Nei prossimi giorni le persone indagate hanno la possibilità di presentare memorie difensive, cioè documenti per sostenere la loro innocenza, o chiedere di essere interrogate dai magistrati. Successivamente la procura, anche sulla base dei nuovi documenti, potrà chiedere l’archiviazione oppure il rinvio a giudizio. A quel punto sarà il giudice per l’udienza preliminare a decidere se accogliere la richiesta o meno, e quindi eventualmente se iniziare un processo.

«Senza furori accusatori o ricerca di una nuova storia della colonna infame, credo che sia stato giusto indagare e ora che sia qualcun altro, ovvero dei giudici, a tirare le conclusioni», ha detto alla Stampa il procuratore capo di Bergamo, Antonio Chiappani. «Lo spirito che ci ha mosso è stato quello di raccontare con puntigliosità quello che era successo nei primi mesi del 2020 alla popolazione e cosa non sarebbe successo se non si fossero fatti certi errori».

Per i giudici sarà molto complicato valutare le accuse presentate dai magistrati soprattutto perché la diffusione del contagio è stata così estesa e rapida da rendere molto difficile l’attribuzione di responsabilità dirette dovute ad azioni e omissioni. Per la stessa incertezza sono state archiviate quasi tutte le altre inchieste aperte sulla gestione dell’epidemia in altre regioni.

I giudici dovranno decidere in merito a comportamenti omissivi. Il problema più rilevante riguarda il fatto che misure adeguate di prevenzione, come l’applicazione del piano pandemico o l’istituzione della zona rossa, sono in grado di ridurre in modo significativo il rischio di contagio, ma non di azzerarlo.

In questo contesto di incertezza gli studi epidemiologici hanno un ruolo determinante.
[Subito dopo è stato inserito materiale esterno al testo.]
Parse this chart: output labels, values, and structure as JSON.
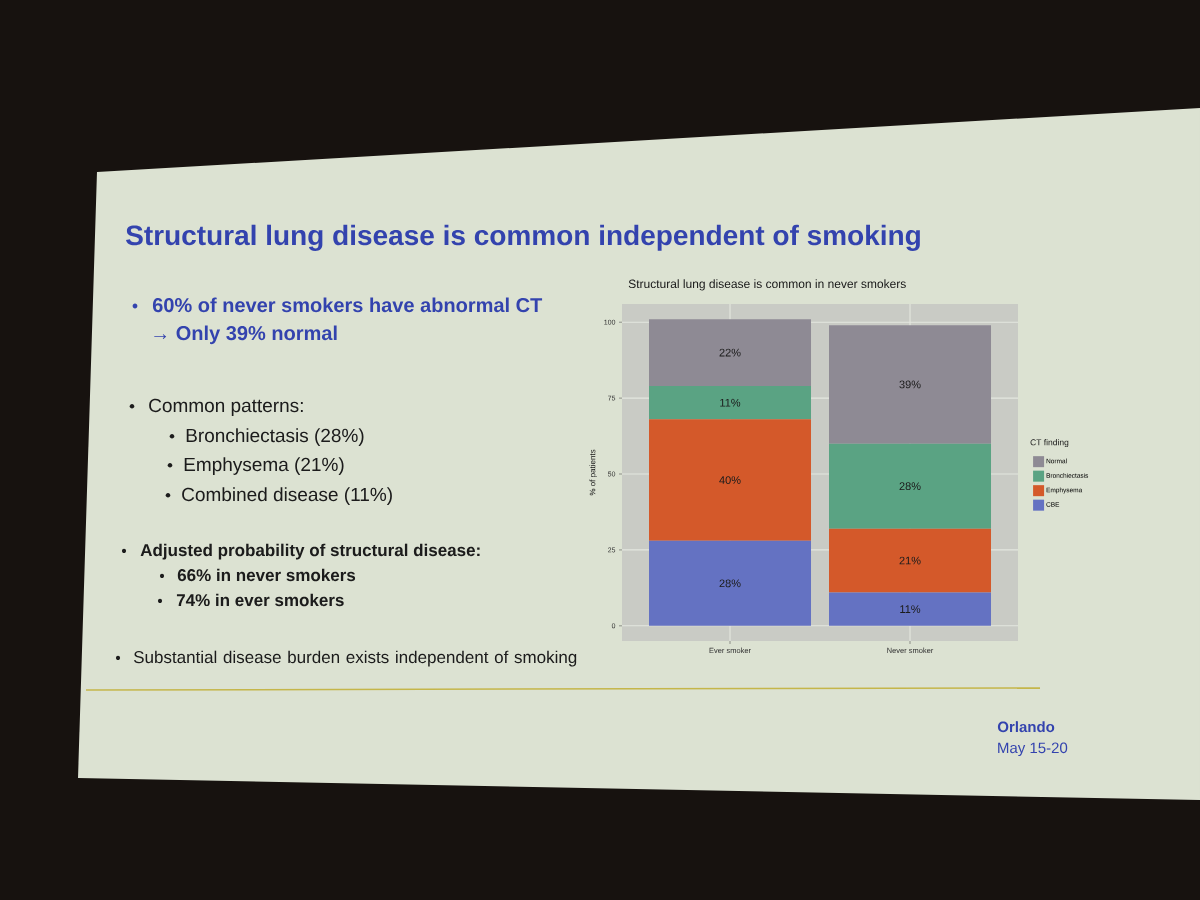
{
  "chart_data": {
    "type": "bar",
    "title": "Structural lung disease is common independent of smoking",
    "subtitle": "Structural lung disease is common in never smokers",
    "ylabel": "% of patients",
    "legend_title": "CT finding",
    "categories": [
      "Ever smoker",
      "Never smoker"
    ],
    "stacked": true,
    "series": [
      {
        "name": "CBE",
        "color": "#6472c2",
        "values": [
          28,
          11
        ],
        "value_labels": [
          "28%",
          "11%"
        ]
      },
      {
        "name": "Emphysema",
        "color": "#d4592a",
        "values": [
          40,
          21
        ],
        "value_labels": [
          "40%",
          "21%"
        ]
      },
      {
        "name": "Bronchiectasis",
        "color": "#5aa383",
        "values": [
          11,
          28
        ],
        "value_labels": [
          "11%",
          "28%"
        ]
      },
      {
        "name": "Normal",
        "color": "#8e8a94",
        "values": [
          22,
          39
        ],
        "value_labels": [
          "22%",
          "39%"
        ]
      }
    ],
    "ylim": [
      -5,
      106
    ],
    "yticks": [
      0,
      25,
      50,
      75,
      100
    ],
    "grid": true,
    "legend": "right",
    "annotations": [
      "60% of never smokers have abnormal CT",
      "→ Only 39% normal",
      "Common patterns:",
      "Bronchiectasis (28%)",
      "Emphysema (21%)",
      "Combined disease (11%)",
      "Adjusted probability of structural disease:",
      "66% in never smokers",
      "74% in ever smokers",
      "Substantial disease burden exists independent of smoking",
      "Orlando",
      "May 15-20"
    ]
  }
}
Un eventuale processo, insomma, dipende dal grado di affidabilità che i giudici decideranno di attribuire allo studio epidemiologico su cui si basa l’accusa dei magistrati. «Per non illudere i parenti delle migliaia di vittime falciate dal virus nel 2020 (la prima pandemia dall’entrata in vigore del codice penale), va rilevato che la scelta dei magistrati di Bergamo si basa su un orientamento molto minoritario della Cassazione sulla configurabilità del reato di epidemia colposa», ha scritto Riccardo Nisoli, giornalista del Corriere Bergamo.

«La maggior parte delle sentenze della Suprema Corte stabilisce infatti che la commissione di questo reato implichi una “condotta attiva”, cioè l’indagato deve “cagionare l’epidemia” contagiando qualcuno “mediante spargimento di germi patogeni”. Lo spargimento non è oggettivamente contestabile a nessuno degli indagati. E se così non fosse, resterebbe comunque da provare il nesso causale ricostruendo il flusso delle infezioni, compito arduo dato che, tanto per fare un esempio, nell’ospedale di Alzano, al momento della chiusura, erano già 96 i contagiati, stando alla relazione di Andrea Crisanti».